Of eight dual language teachers at LaSalle, parent Joanna Evans said seven positions, 88%, have been cut. “To me, 88% is disproportionate,” she said. In striving to increase equity, CPS’ funding model has “shortchanged” some students, said LaSalle teacher Doris Torres. “The formula is supposed to bring about equitable change…however, equity is not achieved by taking from one unprivileged student to another,” she said.

In a district press release Tuesday, two principals voiced support for CPS’ new model. At Charles H. Wacker Elementary, Principal Kathy Panagakis wrote that as a result of the new model, she’ll have enough teachers to fully staff each grade level for the first time this year and won’t be required to spend discretionary funds to provide art, music and foreign language programs. “Small neighborhood schools finally feel seen and heard after a long period of facing constrained budgets that compromised their financial ability to meet all of their students’ needs,” Panagakis said in the release.

“This is an intentional effort to start at ground zero and provide a universal set of resources for all schools,” wrote Cardenas Elementary Principal Jeremy Feiwell, whom CPS said is experiencing a discretionary funding decrease this year.

“Some school budgets will get tighter next year,” Martinez said at the Tuesday briefing. “It’s worth reminding everyone that our district is not fully funded by the state,” he added.

With federal COVID-19 relief funds that buoyed the district in recent years expiring in September, the district, Johnson and CTU have argued the state should fulfill the promise of a 2017 state law, known as Evidence-Based Funding or EBF, which pledged to provide all public schools enough state funding by 2027 to implement proven best practices, such as class sizes associated with the best academic outcomes by grade level.

But the state spending plan approved by the Illinois Senate over the weekend includes only the minimum annual statewide K-12 funding increase of $350 million mandated by the 2017 reform.

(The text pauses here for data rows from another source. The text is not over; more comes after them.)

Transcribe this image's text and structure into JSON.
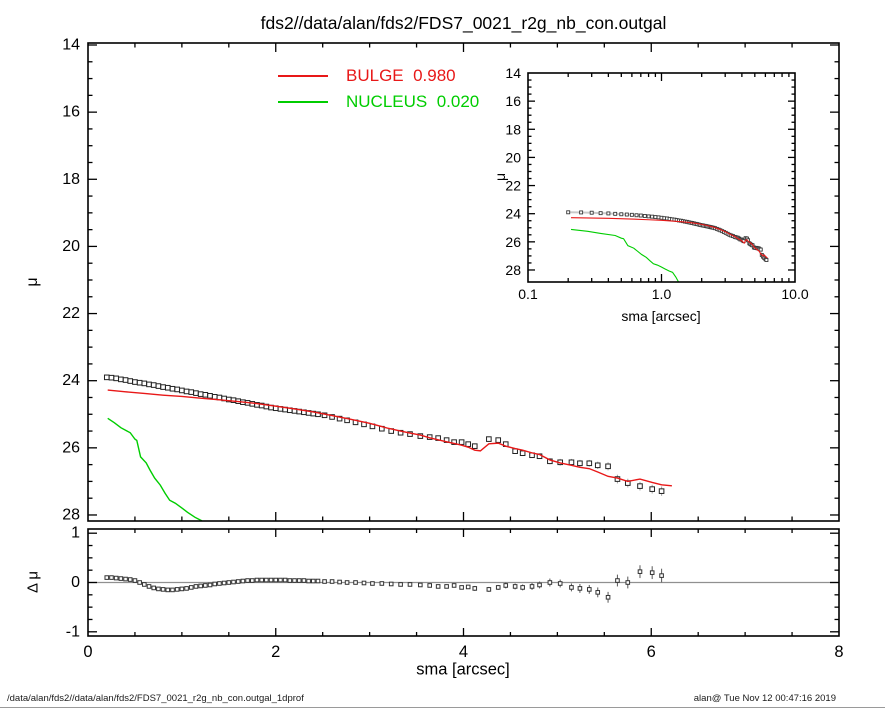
{
  "title": "fds2//data/alan/fds2/FDS7_0021_r2g_nb_con.outgal",
  "legend": {
    "items": [
      {
        "name": "BULGE",
        "value": "0.980",
        "color": "#e81818"
      },
      {
        "name": "NUCLEUS",
        "value": "0.020",
        "color": "#00cd00"
      }
    ]
  },
  "axes": {
    "x_label": "sma [arcsec]",
    "y_label_main": "μ",
    "y_label_residual": "Δ μ",
    "inset_x_label": "sma [arcsec]",
    "inset_y_label": "μ"
  },
  "footer": {
    "left": "/data/alan/fds2//data/alan/fds2/FDS7_0021_r2g_nb_con.outgal_1dprof",
    "right": "alan@  Tue Nov 12 00:47:16 2019"
  },
  "chart_data": {
    "type": "scatter",
    "panels": [
      {
        "id": "main",
        "xlabel": "sma [arcsec]",
        "ylabel": "μ",
        "xlim": [
          0,
          8
        ],
        "ylim": [
          28.2,
          13.9
        ],
        "xticks": [
          0,
          2,
          4,
          6,
          8
        ],
        "xtick_labels": [
          "0",
          "2",
          "4",
          "6",
          "8"
        ],
        "yticks": [
          14,
          16,
          18,
          20,
          22,
          24,
          26,
          28
        ],
        "ytick_labels": [
          "14",
          "16",
          "18",
          "20",
          "22",
          "24",
          "26",
          "28"
        ],
        "x_minor_step": 0.5,
        "y_minor_step": 0.5,
        "series": [
          "observed",
          "bulge",
          "nucleus"
        ]
      },
      {
        "id": "inset",
        "xlabel": "sma [arcsec]",
        "ylabel": "μ",
        "xscale": "log",
        "xlim": [
          0.1,
          10
        ],
        "ylim": [
          28.9,
          14
        ],
        "xticks": [
          0.1,
          1,
          10
        ],
        "xtick_labels": [
          "0.1",
          "1.0",
          "10.0"
        ],
        "yticks": [
          14,
          16,
          18,
          20,
          22,
          24,
          26,
          28
        ],
        "ytick_labels": [
          "14",
          "16",
          "18",
          "20",
          "22",
          "24",
          "26",
          "28"
        ],
        "series": [
          "observed",
          "bulge",
          "nucleus"
        ]
      },
      {
        "id": "residual",
        "xlabel": "sma [arcsec]",
        "ylabel": "Δ μ",
        "xlim": [
          0,
          8
        ],
        "ylim": [
          -1.09,
          1.09
        ],
        "xticks": [
          0,
          2,
          4,
          6,
          8
        ],
        "yticks": [
          1,
          0,
          -1
        ],
        "ytick_labels": [
          "1",
          "0",
          "-1"
        ],
        "y_minor_step": 0.25,
        "zero_line": true,
        "series": [
          "residual"
        ]
      }
    ],
    "series": {
      "observed": {
        "label": "data",
        "marker": "open-square",
        "color": "#222222",
        "band_color": "#c9c9c9",
        "bar_color": "#aaaaaa",
        "points": [
          [
            0.2,
            23.9,
            0.07
          ],
          [
            0.25,
            23.91,
            0.07
          ],
          [
            0.3,
            23.93,
            0.07
          ],
          [
            0.35,
            23.96,
            0.07
          ],
          [
            0.4,
            23.98,
            0.07
          ],
          [
            0.45,
            24.01,
            0.07
          ],
          [
            0.5,
            24.04,
            0.07
          ],
          [
            0.55,
            24.06,
            0.07
          ],
          [
            0.6,
            24.08,
            0.07
          ],
          [
            0.65,
            24.11,
            0.07
          ],
          [
            0.7,
            24.13,
            0.07
          ],
          [
            0.75,
            24.16,
            0.07
          ],
          [
            0.8,
            24.19,
            0.07
          ],
          [
            0.85,
            24.21,
            0.07
          ],
          [
            0.9,
            24.24,
            0.07
          ],
          [
            0.95,
            24.26,
            0.07
          ],
          [
            1.0,
            24.29,
            0.06
          ],
          [
            1.05,
            24.32,
            0.06
          ],
          [
            1.1,
            24.34,
            0.06
          ],
          [
            1.15,
            24.37,
            0.06
          ],
          [
            1.2,
            24.4,
            0.06
          ],
          [
            1.25,
            24.42,
            0.06
          ],
          [
            1.3,
            24.45,
            0.06
          ],
          [
            1.35,
            24.48,
            0.06
          ],
          [
            1.4,
            24.5,
            0.06
          ],
          [
            1.45,
            24.53,
            0.06
          ],
          [
            1.5,
            24.56,
            0.06
          ],
          [
            1.55,
            24.58,
            0.06
          ],
          [
            1.6,
            24.61,
            0.06
          ],
          [
            1.65,
            24.64,
            0.06
          ],
          [
            1.7,
            24.66,
            0.06
          ],
          [
            1.75,
            24.69,
            0.06
          ],
          [
            1.8,
            24.72,
            0.06
          ],
          [
            1.85,
            24.74,
            0.06
          ],
          [
            1.9,
            24.77,
            0.06
          ],
          [
            1.95,
            24.8,
            0.06
          ],
          [
            2.0,
            24.82,
            0.05
          ],
          [
            2.05,
            24.84,
            0.05
          ],
          [
            2.1,
            24.86,
            0.05
          ],
          [
            2.15,
            24.88,
            0.05
          ],
          [
            2.2,
            24.9,
            0.05
          ],
          [
            2.25,
            24.92,
            0.05
          ],
          [
            2.3,
            24.94,
            0.05
          ],
          [
            2.35,
            24.96,
            0.05
          ],
          [
            2.4,
            24.98,
            0.05
          ],
          [
            2.45,
            25.0,
            0.05
          ],
          [
            2.52,
            25.03,
            0.05
          ],
          [
            2.6,
            25.08,
            0.05
          ],
          [
            2.68,
            25.13,
            0.05
          ],
          [
            2.76,
            25.18,
            0.05
          ],
          [
            2.85,
            25.24,
            0.05
          ],
          [
            2.94,
            25.3,
            0.05
          ],
          [
            3.03,
            25.36,
            0.05
          ],
          [
            3.13,
            25.43,
            0.05
          ],
          [
            3.23,
            25.5,
            0.05
          ],
          [
            3.33,
            25.55,
            0.05
          ],
          [
            3.43,
            25.59,
            0.05
          ],
          [
            3.54,
            25.65,
            0.06
          ],
          [
            3.64,
            25.68,
            0.06
          ],
          [
            3.73,
            25.71,
            0.06
          ],
          [
            3.82,
            25.77,
            0.06
          ],
          [
            3.9,
            25.83,
            0.06
          ],
          [
            3.98,
            25.83,
            0.06
          ],
          [
            4.05,
            25.89,
            0.06
          ],
          [
            4.12,
            25.95,
            0.06
          ],
          [
            4.27,
            25.74,
            0.08
          ],
          [
            4.37,
            25.77,
            0.08
          ],
          [
            4.45,
            25.89,
            0.08
          ],
          [
            4.55,
            26.1,
            0.08
          ],
          [
            4.63,
            26.16,
            0.08
          ],
          [
            4.73,
            26.22,
            0.08
          ],
          [
            4.81,
            26.25,
            0.08
          ],
          [
            4.92,
            26.4,
            0.09
          ],
          [
            5.03,
            26.43,
            0.1
          ],
          [
            5.15,
            26.43,
            0.1
          ],
          [
            5.24,
            26.46,
            0.1
          ],
          [
            5.34,
            26.46,
            0.1
          ],
          [
            5.43,
            26.52,
            0.11
          ],
          [
            5.54,
            26.55,
            0.12
          ],
          [
            5.64,
            26.93,
            0.13
          ],
          [
            5.75,
            27.05,
            0.13
          ],
          [
            5.88,
            27.14,
            0.13
          ],
          [
            6.01,
            27.23,
            0.13
          ],
          [
            6.11,
            27.29,
            0.14
          ]
        ]
      },
      "bulge": {
        "label": "BULGE",
        "weight": 0.98,
        "color": "#e81818",
        "points": [
          [
            0.21,
            24.28
          ],
          [
            0.4,
            24.33
          ],
          [
            0.6,
            24.38
          ],
          [
            0.8,
            24.43
          ],
          [
            1.0,
            24.47
          ],
          [
            1.2,
            24.52
          ],
          [
            1.4,
            24.57
          ],
          [
            1.6,
            24.62
          ],
          [
            1.8,
            24.68
          ],
          [
            2.0,
            24.76
          ],
          [
            2.2,
            24.84
          ],
          [
            2.4,
            24.93
          ],
          [
            2.6,
            25.04
          ],
          [
            2.8,
            25.15
          ],
          [
            3.0,
            25.27
          ],
          [
            3.2,
            25.42
          ],
          [
            3.33,
            25.5
          ],
          [
            3.43,
            25.56
          ],
          [
            3.54,
            25.62
          ],
          [
            3.64,
            25.7
          ],
          [
            3.73,
            25.76
          ],
          [
            3.82,
            25.82
          ],
          [
            3.9,
            25.87
          ],
          [
            3.98,
            25.92
          ],
          [
            4.05,
            25.98
          ],
          [
            4.12,
            26.07
          ],
          [
            4.18,
            26.09
          ],
          [
            4.27,
            25.88
          ],
          [
            4.37,
            25.86
          ],
          [
            4.45,
            25.95
          ],
          [
            4.55,
            26.02
          ],
          [
            4.63,
            26.07
          ],
          [
            4.73,
            26.15
          ],
          [
            4.81,
            26.2
          ],
          [
            4.92,
            26.36
          ],
          [
            5.03,
            26.45
          ],
          [
            5.15,
            26.52
          ],
          [
            5.24,
            26.58
          ],
          [
            5.34,
            26.62
          ],
          [
            5.43,
            26.72
          ],
          [
            5.54,
            26.85
          ],
          [
            5.64,
            26.9
          ],
          [
            5.75,
            27.0
          ],
          [
            5.88,
            26.93
          ],
          [
            6.01,
            27.03
          ],
          [
            6.11,
            27.1
          ],
          [
            6.22,
            27.13
          ]
        ]
      },
      "nucleus": {
        "label": "NUCLEUS",
        "weight": 0.02,
        "color": "#00cd00",
        "points": [
          [
            0.21,
            25.12
          ],
          [
            0.28,
            25.25
          ],
          [
            0.35,
            25.4
          ],
          [
            0.45,
            25.55
          ],
          [
            0.5,
            25.74
          ],
          [
            0.52,
            25.78
          ],
          [
            0.56,
            26.27
          ],
          [
            0.62,
            26.45
          ],
          [
            0.66,
            26.66
          ],
          [
            0.71,
            26.9
          ],
          [
            0.77,
            27.11
          ],
          [
            0.82,
            27.35
          ],
          [
            0.87,
            27.56
          ],
          [
            0.93,
            27.65
          ],
          [
            0.99,
            27.77
          ],
          [
            1.06,
            27.92
          ],
          [
            1.14,
            28.07
          ],
          [
            1.21,
            28.17
          ],
          [
            1.28,
            28.5
          ],
          [
            1.35,
            28.9
          ]
        ]
      },
      "residual": {
        "label": "data - model",
        "marker": "open-square",
        "color": "#333333",
        "points": [
          [
            0.2,
            0.1
          ],
          [
            0.25,
            0.1
          ],
          [
            0.3,
            0.09
          ],
          [
            0.35,
            0.08
          ],
          [
            0.4,
            0.07
          ],
          [
            0.45,
            0.06
          ],
          [
            0.5,
            0.04
          ],
          [
            0.55,
            0.0
          ],
          [
            0.6,
            -0.04
          ],
          [
            0.65,
            -0.08
          ],
          [
            0.7,
            -0.11
          ],
          [
            0.75,
            -0.13
          ],
          [
            0.8,
            -0.14
          ],
          [
            0.85,
            -0.15
          ],
          [
            0.9,
            -0.15
          ],
          [
            0.95,
            -0.14
          ],
          [
            1.0,
            -0.13
          ],
          [
            1.05,
            -0.12
          ],
          [
            1.1,
            -0.1
          ],
          [
            1.15,
            -0.08
          ],
          [
            1.2,
            -0.07
          ],
          [
            1.25,
            -0.06
          ],
          [
            1.3,
            -0.05
          ],
          [
            1.35,
            -0.03
          ],
          [
            1.4,
            -0.02
          ],
          [
            1.45,
            -0.01
          ],
          [
            1.5,
            0.0
          ],
          [
            1.55,
            0.01
          ],
          [
            1.6,
            0.02
          ],
          [
            1.65,
            0.03
          ],
          [
            1.7,
            0.04
          ],
          [
            1.75,
            0.04
          ],
          [
            1.8,
            0.05
          ],
          [
            1.85,
            0.05
          ],
          [
            1.9,
            0.05
          ],
          [
            1.95,
            0.05
          ],
          [
            2.0,
            0.05
          ],
          [
            2.05,
            0.05
          ],
          [
            2.1,
            0.05
          ],
          [
            2.15,
            0.04
          ],
          [
            2.2,
            0.04
          ],
          [
            2.25,
            0.04
          ],
          [
            2.3,
            0.04
          ],
          [
            2.35,
            0.03
          ],
          [
            2.4,
            0.03
          ],
          [
            2.45,
            0.03
          ],
          [
            2.52,
            0.02
          ],
          [
            2.6,
            0.02
          ],
          [
            2.68,
            0.01
          ],
          [
            2.76,
            0.0
          ],
          [
            2.85,
            0.0
          ],
          [
            2.94,
            -0.01
          ],
          [
            3.03,
            -0.02
          ],
          [
            3.13,
            -0.02
          ],
          [
            3.23,
            -0.03
          ],
          [
            3.33,
            -0.04
          ],
          [
            3.43,
            -0.04
          ],
          [
            3.54,
            -0.05
          ],
          [
            3.64,
            -0.06
          ],
          [
            3.73,
            -0.08
          ],
          [
            3.82,
            -0.08
          ],
          [
            3.9,
            -0.06,
            0.04
          ],
          [
            3.98,
            -0.1,
            0.04
          ],
          [
            4.05,
            -0.09,
            0.04
          ],
          [
            4.12,
            -0.12,
            0.05
          ],
          [
            4.27,
            -0.14,
            0.05
          ],
          [
            4.37,
            -0.1,
            0.05
          ],
          [
            4.45,
            -0.06,
            0.06
          ],
          [
            4.55,
            -0.08,
            0.06
          ],
          [
            4.63,
            -0.1,
            0.06
          ],
          [
            4.73,
            -0.08,
            0.07
          ],
          [
            4.81,
            -0.05,
            0.07
          ],
          [
            4.92,
            0.0,
            0.08
          ],
          [
            5.03,
            -0.02,
            0.08
          ],
          [
            5.15,
            -0.1,
            0.08
          ],
          [
            5.24,
            -0.12,
            0.09
          ],
          [
            5.34,
            -0.14,
            0.09
          ],
          [
            5.43,
            -0.2,
            0.1
          ],
          [
            5.54,
            -0.3,
            0.11
          ],
          [
            5.64,
            0.04,
            0.12
          ],
          [
            5.75,
            0.0,
            0.12
          ],
          [
            5.88,
            0.22,
            0.13
          ],
          [
            6.01,
            0.2,
            0.13
          ],
          [
            6.11,
            0.14,
            0.14
          ]
        ]
      }
    }
  }
}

At that rate, the state won’t achieve adequate funding for all schools for another decade, according to the Center for Tax and Budget Accountability, a nonpartisan, nonprofit think tank.

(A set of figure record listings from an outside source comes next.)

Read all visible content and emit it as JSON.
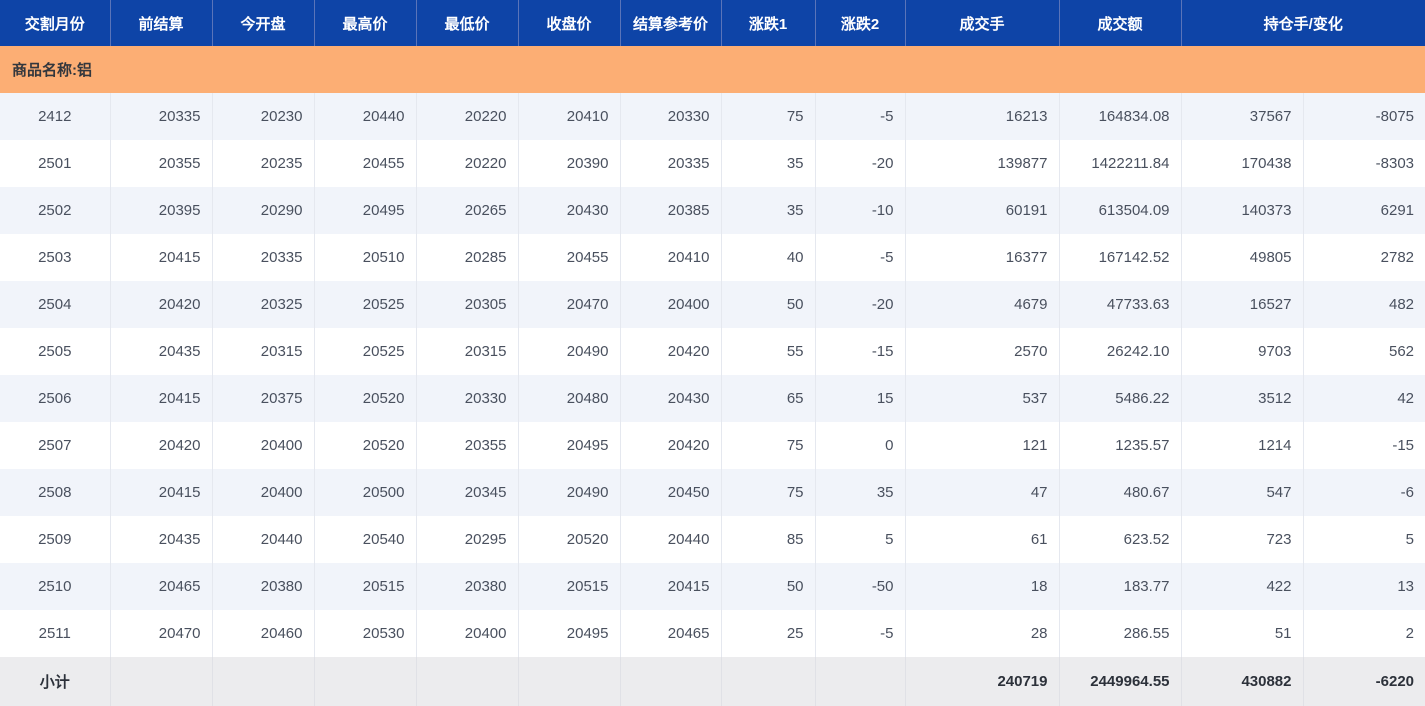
{
  "table": {
    "headers": [
      "交割月份",
      "前结算",
      "今开盘",
      "最高价",
      "最低价",
      "收盘价",
      "结算参考价",
      "涨跌1",
      "涨跌2",
      "成交手",
      "成交额",
      "持仓手/变化"
    ],
    "commodity_label": "商品名称:铝",
    "rows": [
      [
        "2412",
        "20335",
        "20230",
        "20440",
        "20220",
        "20410",
        "20330",
        "75",
        "-5",
        "16213",
        "164834.08",
        "37567",
        "-8075"
      ],
      [
        "2501",
        "20355",
        "20235",
        "20455",
        "20220",
        "20390",
        "20335",
        "35",
        "-20",
        "139877",
        "1422211.84",
        "170438",
        "-8303"
      ],
      [
        "2502",
        "20395",
        "20290",
        "20495",
        "20265",
        "20430",
        "20385",
        "35",
        "-10",
        "60191",
        "613504.09",
        "140373",
        "6291"
      ],
      [
        "2503",
        "20415",
        "20335",
        "20510",
        "20285",
        "20455",
        "20410",
        "40",
        "-5",
        "16377",
        "167142.52",
        "49805",
        "2782"
      ],
      [
        "2504",
        "20420",
        "20325",
        "20525",
        "20305",
        "20470",
        "20400",
        "50",
        "-20",
        "4679",
        "47733.63",
        "16527",
        "482"
      ],
      [
        "2505",
        "20435",
        "20315",
        "20525",
        "20315",
        "20490",
        "20420",
        "55",
        "-15",
        "2570",
        "26242.10",
        "9703",
        "562"
      ],
      [
        "2506",
        "20415",
        "20375",
        "20520",
        "20330",
        "20480",
        "20430",
        "65",
        "15",
        "537",
        "5486.22",
        "3512",
        "42"
      ],
      [
        "2507",
        "20420",
        "20400",
        "20520",
        "20355",
        "20495",
        "20420",
        "75",
        "0",
        "121",
        "1235.57",
        "1214",
        "-15"
      ],
      [
        "2508",
        "20415",
        "20400",
        "20500",
        "20345",
        "20490",
        "20450",
        "75",
        "35",
        "47",
        "480.67",
        "547",
        "-6"
      ],
      [
        "2509",
        "20435",
        "20440",
        "20540",
        "20295",
        "20520",
        "20440",
        "85",
        "5",
        "61",
        "623.52",
        "723",
        "5"
      ],
      [
        "2510",
        "20465",
        "20380",
        "20515",
        "20380",
        "20515",
        "20415",
        "50",
        "-50",
        "18",
        "183.77",
        "422",
        "13"
      ],
      [
        "2511",
        "20470",
        "20460",
        "20530",
        "20400",
        "20495",
        "20465",
        "25",
        "-5",
        "28",
        "286.55",
        "51",
        "2"
      ]
    ],
    "subtotal": {
      "label": "小计",
      "volume": "240719",
      "turnover": "2449964.55",
      "open_interest": "430882",
      "oi_change": "-6220"
    }
  },
  "colors": {
    "header_bg": "#0e44a7",
    "header_divider": "#5a74b9",
    "commodity_bg": "#fcae74",
    "row_alt_bg": "#f1f4fa",
    "subtotal_bg": "#ececee",
    "cell_divider": "#e5e8ef",
    "data_text": "#49505e"
  }
}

CPS currently receives around 80% of the total funding that the state’s formula determines is needed, resulting in an approximately $1.1 billion gap, according to Illinois State Board of Education data.

“I’m disappointed that we’re not seeing enough funding to meet the growing needs that we have in our district. This is something that’s not going away,” Martinez said Tuesday.

The district will post its entire budget online June 12, ahead of a Board of Education vote on its approval later that month. The CPS total budget last year was $9.4 billion.